Holonder sehnte sich nach dem einfachen Leben an Bord eines Raumschiffs zurück. Dort hatte seine Kompetenz an den terkonitverstärkten Wänden der Außenhülle geendet. Als Resident besaß er zwar bedeutend mehr Macht und konnte mehr bewirken. Aber es existierten keine räumlichen Grenzen. Falsch: Er selbst musste diese Grenzen für alle Mitglieder der Liga Freier Galaktiker abstecken. Es lag in seiner Verantwortung, was die Bewohner unzähliger Planeten und Lebenssphären tun und lassen durften.

»Was für ein Job ...«, fluchte er und sagte spontan: »Wir ändern unseren Zeitplan.«

»Wie bitte?« Setas buntes Gefieder bewegte sich unruhig, die Schnabelhälften klapperten aufgeregt gegeneinander.

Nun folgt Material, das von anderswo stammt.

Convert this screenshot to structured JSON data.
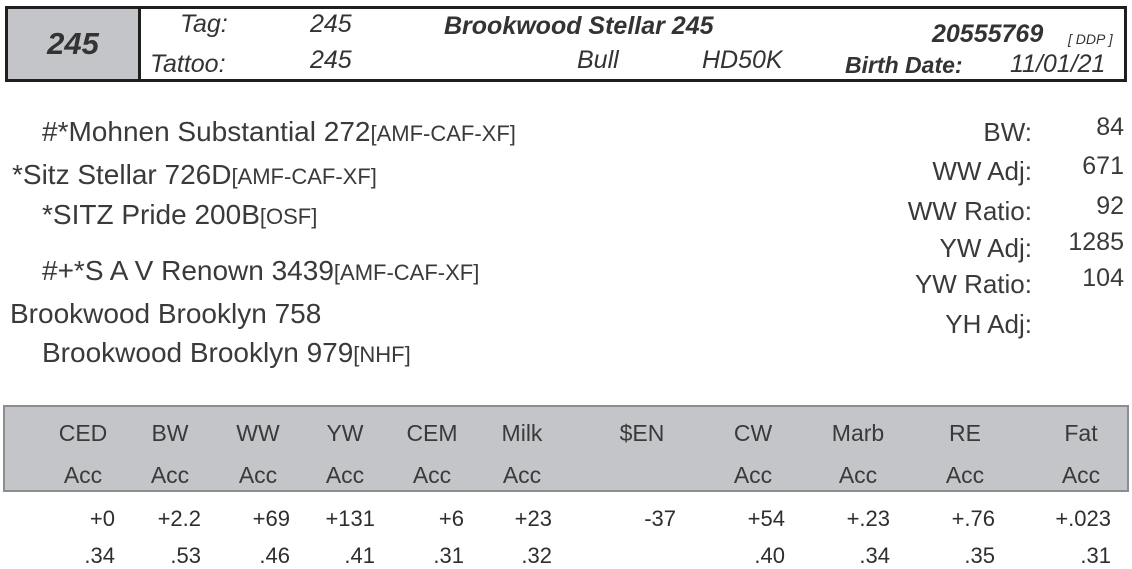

»Wir fliegen zurück. Ich möchte ins Museum. Ich bin dem Direktor und seinen Mitarbeitern schon lange einen Besuch schuldig.«

»Aber der Zeitplan ...«

»Das Konzert beginnt erst in eineinhalb Stunden. Es ist mir nicht unrecht, wenn ich mir einen Teil des Small Talks vor Beginn der Vorstellung erspare.«

»Das ändert unser gesamtes Sicherheitskonzept, Cascard!«

»Ihr seid Posbis, verflixt noch mal! Es kostet euch zwei Sekunden, um einen neuen Plan zu entwerfen und nochmals eine halbe Minute, um ihn umzusetzen. Also los!«

Holonder orientierte sich. Die Platanen waren weit unter ihnen zurückgeblieben. Er bewegte sich in einem eigens für ihn freigegebenen Reisekorridor, der von mehreren unauffällig agierenden Gleiterbesatzungen abgesichert wurde.